Across Glenmore Forest to the Cairngorms from the slopes of Meall a'Bhuachaille |
Spring is here, at least according to the mass media. In the mountains the story is very different as I discovered on a trip up Meall a’Bhuachaille above Glenmore in the Cairngorms. As so often I’d chosen this favourite walk because the forecast suggested stormy weather on the main Cairngorm summits (Meall a’Bhuachaille is 810 metres, some 400 metres lower). Heavy snow in Aviemore suggested maybe I wouldn’t have to go that high before conditions became difficult and so it turned out.
In the forest |
In Glenmore Forest fresh snow carpeted the woodland floor,
hiding all but a few hints of green. Down here it was calm, the air crisp and
cold. As soon as the trees began to thin I felt the wind though. Waves rippled
across dark Lochan Uaine. Above the hills clouds surged across the sky bringing
flurries of snow. Once I climbed out of Ryvoan Pass and started the ascent I
was being buffeted by the bitterly cold wind and only the effort of the ascent
kept me warm even though I was well-clad.
Lochan Uaine |
The path was icy and slippery, the wind having scoured away
any soft snow, just leaving old hard drifts and ice glazes on the stones. Soon
the gusts were moving me sideways – without trekking poles I would have been
blown over. Spindrift began to whirl over me, more than head high, stinging my
face. I climb Meall a’Bhuachaille several times a year and have done every year
for the twenty-five years I’ve lived in this area. Probably over 100 ascents in
total. Not once can I remember ever considering turning back. This time I did.
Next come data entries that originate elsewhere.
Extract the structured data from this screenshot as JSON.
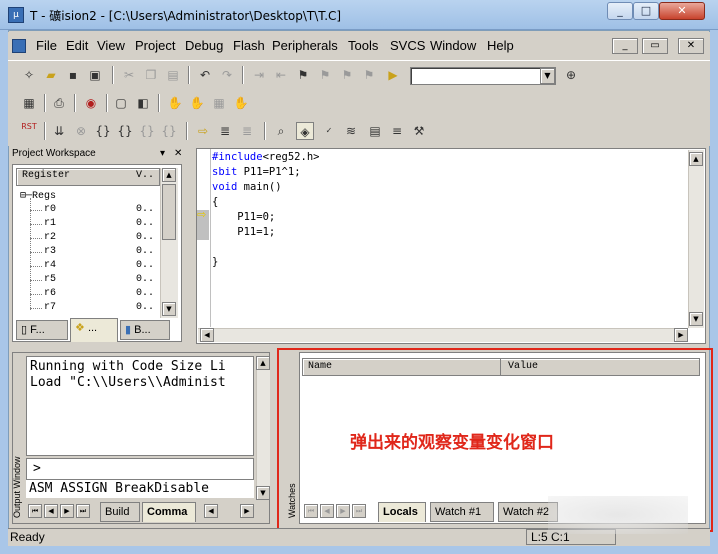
{
  "window": {
    "title": "T  - 礦ision2 - [C:\\Users\\Administrator\\Desktop\\T\\T.C]",
    "app_icon": "uvision-icon",
    "caption_buttons": [
      "_",
      "□",
      "✕"
    ]
  },
  "menu": {
    "items": [
      "File",
      "Edit",
      "View",
      "Project",
      "Debug",
      "Flash",
      "Peripherals",
      "Tools",
      "SVCS",
      "Window",
      "Help"
    ],
    "mdi_buttons": [
      "_",
      "▭",
      "✕"
    ]
  },
  "toolbar": {
    "find_combo_value": "",
    "icons": [
      "new-file-icon",
      "open-icon",
      "save-icon",
      "save-all-icon",
      "cut-icon",
      "copy-icon",
      "paste-icon",
      "undo-icon",
      "redo-icon",
      "indent-icon",
      "unindent-icon",
      "bookmark-icon",
      "find-icon",
      "binoculars-icon",
      "rst-icon",
      "step-icon",
      "stop-icon",
      "run-icon",
      "breakpoint-icon",
      "memory-icon",
      "hammer-icon"
    ],
    "rst_label": "RST"
  },
  "workspace": {
    "title": "Project Workspace",
    "columns": [
      "Register",
      "V.."
    ],
    "root": "Regs",
    "registers": [
      {
        "name": "r0",
        "value": "0.."
      },
      {
        "name": "r1",
        "value": "0.."
      },
      {
        "name": "r2",
        "value": "0.."
      },
      {
        "name": "r3",
        "value": "0.."
      },
      {
        "name": "r4",
        "value": "0.."
      },
      {
        "name": "r5",
        "value": "0.."
      },
      {
        "name": "r6",
        "value": "0.."
      },
      {
        "name": "r7",
        "value": "0.."
      }
    ],
    "tabs": [
      "F...",
      "...",
      "B..."
    ]
  },
  "editor": {
    "lines": [
      {
        "pre": "#include",
        "rest": "<reg52.h>"
      },
      {
        "pre": "sbit",
        "rest": " P11=P1^1;"
      },
      {
        "pre": "void",
        "rest": " main()"
      },
      {
        "pre": "",
        "rest": "{"
      },
      {
        "pre": "",
        "rest": "    P11=0;"
      },
      {
        "pre": "",
        "rest": "    P11=1;"
      },
      {
        "pre": "",
        "rest": ""
      },
      {
        "pre": "",
        "rest": "}"
      }
    ]
  },
  "output": {
    "label": "Output Window",
    "lines": [
      "Running with Code Size Li",
      "Load \"C:\\\\Users\\\\Administ"
    ],
    "prompt": ">",
    "command_line": "ASM ASSIGN BreakDisable",
    "tabs": [
      "Build",
      "Comma"
    ]
  },
  "watches": {
    "label": "Watches",
    "columns": [
      "Name",
      "Value"
    ],
    "annotation": "弹出来的观察变量变化窗口",
    "tabs": [
      "Locals",
      "Watch #1",
      "Watch #2"
    ]
  },
  "status": {
    "left": "Ready",
    "right": "L:5 C:1"
  }
}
Staggering along in a white whirlwind of snow with the wind threatening to send
me flying with very step I began to wonder if I could reach the top. I also
became aware that being knocked over could mean landing hard on rocks and
stones and possibly injuring myself. I moved off the path onto the heather
beside it. The snow was deeper and softer here and the deep vegetation would, I
hoped, cushion any fall.
On the summit |
Whilst my mind pondered turning back my body, ignoring my
thoughts, plodded on, determined and stubborn. Eventually the summit came into
view and the broken-walled windbreak round the cairn became my aim. All I
wanted was to get there and hide from the wind. Reaching it I felt a surge of
relief. I really was at my limits. Cowering behind the rock walls I had a snack
and donned overtrousers and thicker gloves as my legs and hands were starting
to feel cold. My nose had gone numb too and my cheeks stung. Reaching over the
edge of the cairn I held up my anemometer. The wind was gusting between 40 and
50mph, with one blast reaching 52mph. The windchill was -14°C. Out of the wind the temperature was -2.5°C.
Loch Morlich |
Reluctantly I returned to fighting the wind but at least I
was descending now, again sticking to the heather and soft snow. Once I’d left
the main ridge – any thought of continuing to the next summit had long gone –
the wind began to ease and I dropped out of the swirling mixed spindrift, snow
and mist (which it was impossible to separate). Across Glenmore the high
Cairngorms were under dark clouds. Loch Morlich was a shimmering moving mass of
wind ruffled water. Reaching the forest I finally relaxed after one of the
toughest days of the winter.
Nice report! Glad you had the chance to make the hike.
ReplyDeleteBill
I can hardly imagine any backpacking situation getting the better of you, Chris! I love the roan coloured hill sides where the snow glances them – what a super photo. With that wind and chill rather you than me :)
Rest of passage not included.